Oggi ricorre la festa delle donne. Tuttavia, oggi non può essere un giorno di festa. Perché?
Guardiamoci attorno e la risposta è là nel deserto dell’indolenza, del silenzio di fronte alle ingiustizie sociali ed umane, e, ancor più, di fronte alla povertà e alla fragilità di chi non può difendersi.
Sarebbe bello poter dire che, in Italia, le donne, finalmente, hanno raggiunto la parità.
Purtroppo, così non è!
Anzi, assistiamo increduli alla manifestazione di una tragica involuzione sul piano dei diritti civili ed umani di ogni essere umano ed anche, conseguentemente, della donna, che, in Italia, sembrava avviarsi, fino a pochi anni orsono, su un percorso di continua emancipazione sociale, economica e politica.
Troppi femminicidi, troppa violenza nei confronti delle donne, di varia natura, testimoniano un progressivo imbarbarimento della società attuale, che penalizza le persone più deboli e, pertanto, la donna e la relega, in modo ancor più tragico di quanto non fosse nel passato, in ambiti in cui vive l’emarginazione più degradante.
Non illudiamoci se qualche donna, forse per strategie politiche, è assurta all’assunzione di ruoli da sempre ricoperti da uomini e si dice pioniera nell’aver rotto il cosiddetto “tetto di cristallo”.
Le stragrande maggioranza delle donne italiane rappresenta, per contro, la vittima sacrificale della grave crisi economica in cui versa la nostra nazione, riflesso dell’ancor più tragica crisi dell’attuale sistema economico mondiale.
Troppi poveri, troppi emarginati.
In tale moltitudine di umiliati il numero delle donne rompe davvero “il tetto di cristallo” della povertà, in quanto disoccupate e, se occupate, mal retribuite.
Ma il dramma delle donne non è circoscritto alla sola nazione italiana, purtroppo è un dramma di dimensioni globali, acuitosi per un processo storico che ha visto il fiorire di dittature e dispotismi che umiliano i più poveri e i più deboli e, pertanto, le donne, che, man mano, si avviavano su un percorso migliorativo della propria condizione umana.

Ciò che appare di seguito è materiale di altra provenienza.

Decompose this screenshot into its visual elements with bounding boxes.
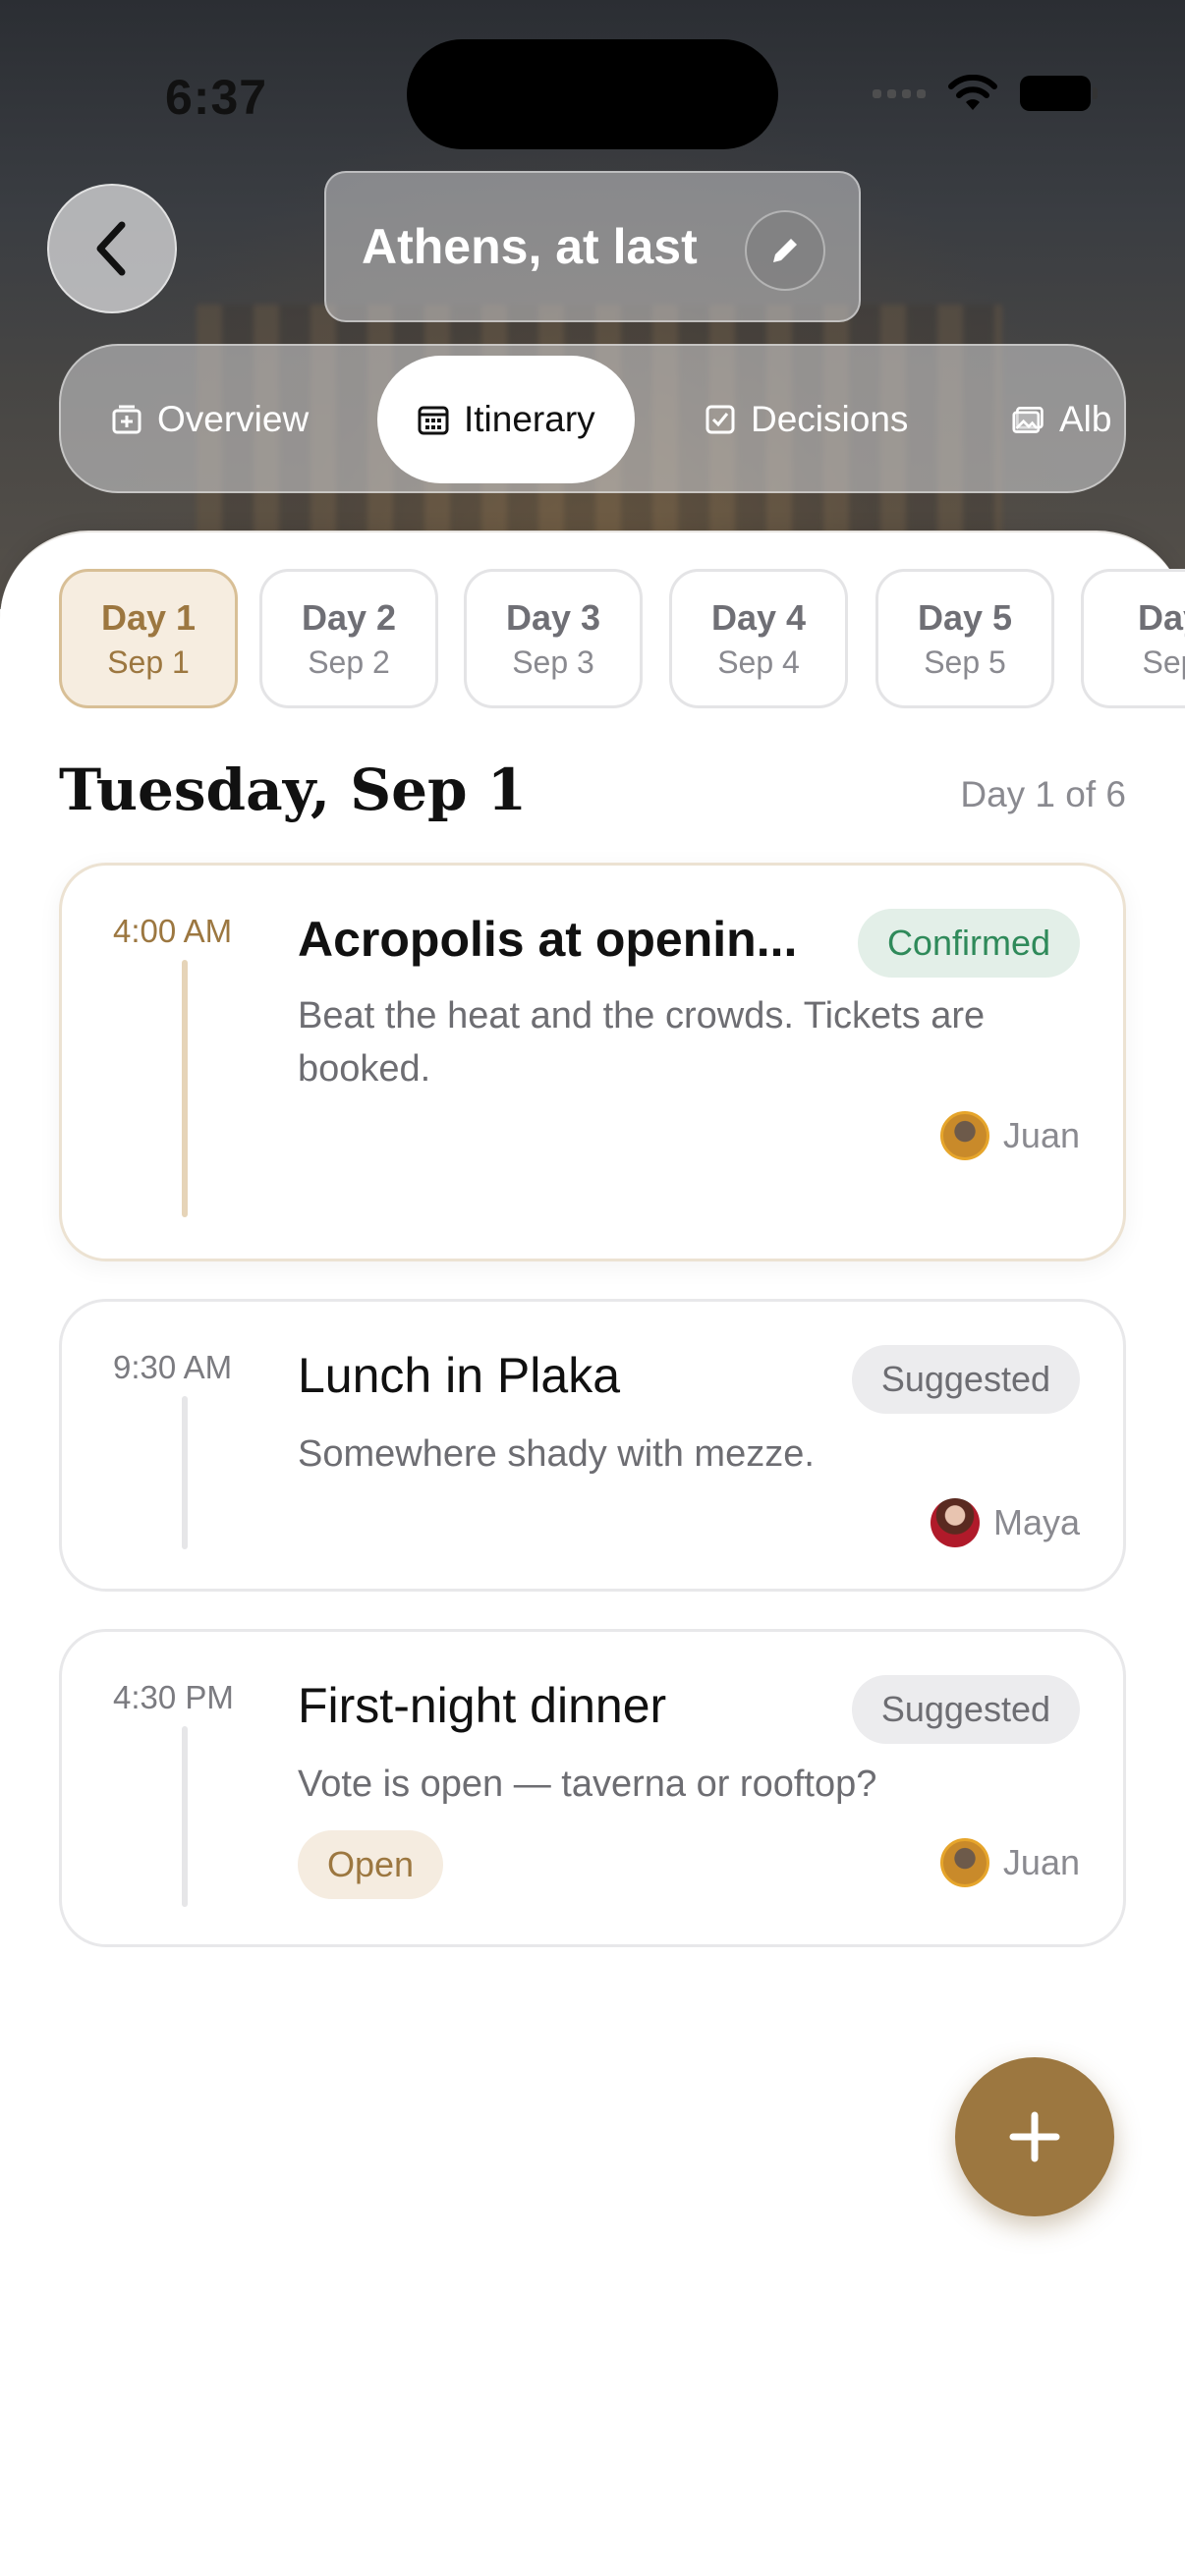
- status-time: 6:37: [165, 70, 268, 125]
- itinerary-card[interactable]: 4:30 PM First-night dinner Suggested Vot…: [59, 1629, 1126, 1947]
- wifi-icon: [948, 75, 997, 110]
- itinerary-card[interactable]: 9:30 AM Lunch in Plaka Suggested Somewhe…: [59, 1299, 1126, 1592]
- item-description: Vote is open — taverna or rooftop?: [298, 1764, 877, 1805]
- item-owner: Maya: [930, 1498, 1080, 1547]
- add-item-button[interactable]: [955, 2057, 1114, 2216]
- trip-title-pill[interactable]: Athens, at last: [324, 171, 861, 322]
- day-chip-label: Day: [1137, 596, 1185, 638]
- day-chip-6[interactable]: Day Sep: [1081, 569, 1185, 708]
- day-chip-label: Day 1: [100, 596, 197, 638]
- timeline-bar: [182, 1396, 188, 1549]
- day-heading: Tuesday, Sep 1: [59, 756, 528, 823]
- day-chip-label: Day 3: [505, 596, 601, 638]
- tab-label: Overview: [157, 399, 310, 439]
- trip-title: Athens, at last: [362, 219, 698, 274]
- status-badge: Confirmed: [857, 909, 1080, 978]
- vote-open-tag[interactable]: Open: [298, 1830, 444, 1899]
- owner-name: Juan: [1002, 1115, 1080, 1155]
- avatar: [930, 1498, 980, 1547]
- edit-title-button[interactable]: [745, 210, 825, 291]
- day-chip-date: Sep 2: [308, 644, 390, 680]
- day-counter: Day 1 of 6: [960, 774, 1126, 814]
- item-time: 9:30 AM: [113, 1349, 233, 1385]
- day-chip-3[interactable]: Day 3 Sep 3: [464, 569, 643, 708]
- dynamic-island: [407, 39, 778, 149]
- day-chip-label: Day 2: [301, 596, 397, 638]
- tab-album[interactable]: Alb: [1012, 356, 1111, 483]
- day-chip-label: Day 4: [710, 596, 807, 638]
- day-chip-5[interactable]: Day 5 Sep 5: [875, 569, 1054, 708]
- pencil-icon: [773, 239, 797, 262]
- tab-label: Itinerary: [464, 399, 595, 439]
- item-owner: Juan: [939, 1111, 1080, 1160]
- checkbox-icon: [704, 403, 737, 436]
- section-tabs: Overview Itinerary Decisions Alb: [59, 344, 1126, 493]
- item-time: 4:00 AM: [113, 913, 233, 949]
- item-time: 4:30 PM: [113, 1679, 234, 1715]
- item-title: Lunch in Plaka: [298, 1348, 621, 1403]
- item-title: Acropolis at openin...: [298, 912, 798, 967]
- day-chip-date: Sep 1: [107, 644, 190, 680]
- day-chip-date: Sep 4: [717, 644, 800, 680]
- avatar: [939, 1838, 989, 1887]
- day-chip-date: Sep 3: [512, 644, 594, 680]
- tab-overview[interactable]: Overview: [110, 356, 309, 483]
- day-chip-label: Day 5: [917, 596, 1013, 638]
- status-badge: Suggested: [851, 1675, 1080, 1744]
- item-description: Somewhere shady with mezze.: [298, 1433, 815, 1475]
- day-chip-2[interactable]: Day 2 Sep 2: [259, 569, 438, 708]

L’Afghanistan ne è la testimonianza più manifesta e più dolorosa.
Risulta evidenziarsi una verità, che pone in luce come, quando le donne diventano più oppresse ed emarginate, la violenza e il degrado sociale crescano in modo esponenziale.
Ciò si verifica proprio in quanto viene tacitata la voce delle donne, che pur reca in sé, quando può esprimersi, un’istanza materna e di Accoglienza.
Ciò si può osservare maggiormente in Afghanistan, in cui alle donne viene coperto non solo il volto, ma anche il pensiero, il diritto all’istruzione e il diritto alla libertà in ogni sua espressione.
Molti temono che, anche in Italia, le donne possano subire una sorte analoga, certo non sarà loro imposto il velo, ma potrà essere tacitata la loro libertà di pensiero.
Già il diritto al lavoro, che determina il senso stesso dell’emancipazione di ogni essere umano, in Italia sta subendo duri colpi per quanto attiene la dimensione femminile.
Noi ci chiediamo: “Se la cultura materna delle donne avesse potuto esprimersi, il dramma che ha colpito i profughi, solo pochi giorni fa, e che ha reso, ancora una volta, il Mar Mediterraneo il “cimitero dei poveri”, avrebbe potuto essere evitato?”.
Noi diciamo di si, anzi ne siamo certi!
Quel che manca nel mondo politico ed istituzionale è la cultura materna, ossia la cultura dell’accoglienza, foriera di parità e del rispetto della dignità umana, che appartiene inesorabilmente ad ogni essere umano, sia che viva in territori in cui regna la miseria materiale e morale, sia che viva in palazzi lussuosi.
Dico a tutte le donne che, come me, nutrono il sogno di un mondo più umano: “Facciamo vivere la cultura materna, quella cultura materna, colma di amore e foriera di pace, che accoglie ed emancipa ogni dimensione umana, rendendola dimora ospitale!”.